Día de Reyes y la dulzura del Roscón que cierra la Navidad

 


En Venezuela, el Día de Reyes no marca solo el final de la Navidad: es un puente entre la fe, las costumbres heredadas y esos pequeños rituales que nos llenan de ilusión. Desde las marcas de los Reyes Magos en los hogares hasta el aroma de un roscón que reúne a la familia, cada gesto trae consigo un toque de nostalgia y la sensación de que, pese a todo, siempre es posible comenzar de nuevo.

Por Deisy Terán Tosta

El 6 de enero, celebrado desde la Edad Media en Europa, llegó a América con la colonización y rápidamente se mezcló con la identidad venezolana. Aunque es una tradición más arraigada en España, México y Puerto Rico, en Venezuela tomó su propio color: sencillo, emotivo, íntimo… muy nuestro.

Aquí, los niños dejaban sus zapatos la noche anterior para que los Reyes Magos –Melchor, Gaspar y Baltasar– dejaran un pequeño obsequio. A falta de camellos, algunos colocaban agua y pasto para “los animalitos”.
Otros simplemente escribían una carta pidiendo bendiciones o protección para el año recién estrenado.

Y aunque hoy la tradición no es tan masiva, en muchos hogares todavía se conserva la magia.

Un ritual que permanece: bendecir la casa con las iniciales de los Reyes Magos

Una costumbre que sigue viva, especialmente en los Andes y algunas zonas del centro del país, es la bendición del hogar escribiendo sobre la puerta de la entrada:

20 + C + M + B + 26
(o el año correspondiente)

Las letras tienen doble significado:

  • C, M y B por Caspar, Melchior y Balthasar

  • y también por “Christus Mansionem Benedicat” (“Cristo bendiga esta casa”).

Este gesto, heredado de tradiciones europeas, simboliza protección, prosperidad y la invitación a que el hogar siga siendo lugar de unión, luz y esperanza.
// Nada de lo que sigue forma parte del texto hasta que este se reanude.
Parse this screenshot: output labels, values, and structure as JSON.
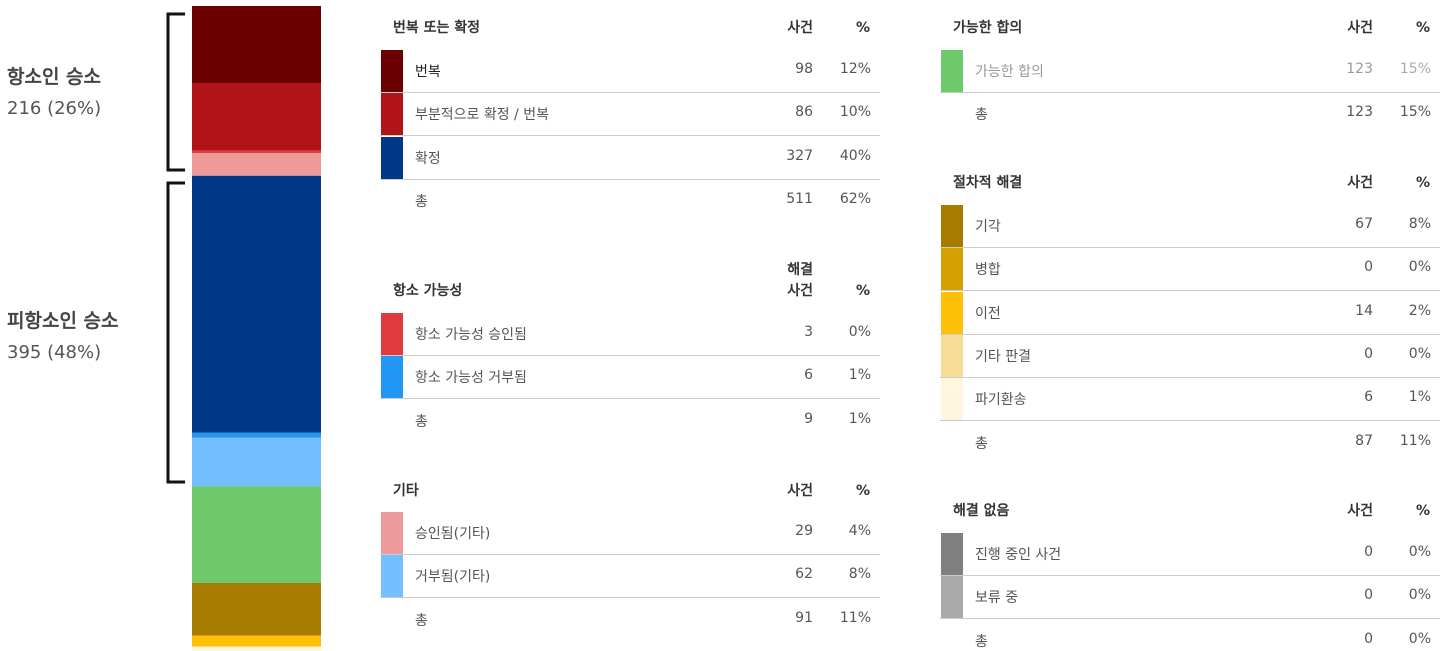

Los mitos y otros rituales que el venezolano ha hecho suyos

Creativo por naturaleza, también adoptó y adaptó costumbres que hoy conviven con la festividad:

Los regalos pequeños: más sencillos que los de Navidad, como símbolo de humildad.
Las visitas familiares: se dice que quien abre las puertas ese día atraerá la unión durante todo el año.
Las comidas dulces: porque recibir el año “con azúcar” augura un ciclo más amable.
Encender una vela blanca: para pedir claridad y protección espiritual.
Marcar los cuartos con incienso o mirra: una adaptación casera del simbolismo de los dones reales.

Tradiciones que mezclan fe, cultura y esa creatividad venezolana que nunca falta.

Tour del sabor: el Roscón de Reyes, un viaje gastronómico con historia

El famoso Roscón de Reyes, o Rosca, nació en Europa como un pan dulce circular que representaba eternidad y celebración.

Con frutas confitadas para simbolizar las joyas reales y un aroma que llena la casa, este postre cruzó fronteras hasta convertirse en un clásico del 6 de enero. En Venezuela, aunque no es tan masivo como en España, cada año gana más espacio en panaderías, hogares y mesas que buscan revivir costumbres hermosas.

Y sí: trae sorpresa adentro.
Quien encuentra la figura del niño Jesús, será “el rey” del día… o el encargado de la próxima reunión familiar.

Receta del Roscón de Reyes 

Ingredientes:

  • 500 g de harina de trigo

  • 80 g de azúcar

  • 2 huevos

  • 100 ml de leche tibia

  • 80 g de mantequilla

  • 10 g de levadura

  • Ralladura de naranja y limón

  • Frutas confitadas

  • Huevo batido (para barnizar)

  • Una figura o sorpresa

  • Opcional: agua de azahar

Preparación resumida:

  1. Mezclar harina, azúcar, ralladuras y levadura.

  2. Añadir huevos y leche tibia; amasar.

  3. Incorporar la mantequilla hasta obtener una masa suave.

  4. Reposar una hora hasta que duplique tamaño.

  5. Formar un aro, colocar la sorpresa dentro y decorar con frutas.

  6. Reposar 30 minutos más.

  7. Barnizar con huevo y hornear a 180°C por 25–30 minutos.

El resultado: un círculo de tradición, aroma y unión familiar.

La Navidad no termina… se transforma

El Día de Reyes nos recuerda que la magia no se apaga el 24 ni el 31. Se queda en los pequeños gestos:
un pan dulce compartido, una marca de tiza en la puerta, la sonrisa de un niño que aún cree, o el abrazo silencioso que pide un año mejor.

Porque aunque el tiempo pase, las costumbres que nos unen siguen siendo un faro. Y en Venezuela –con sus sabores, su fe y su calidez– siempre habrá una razón para creer que lo bueno está por venir.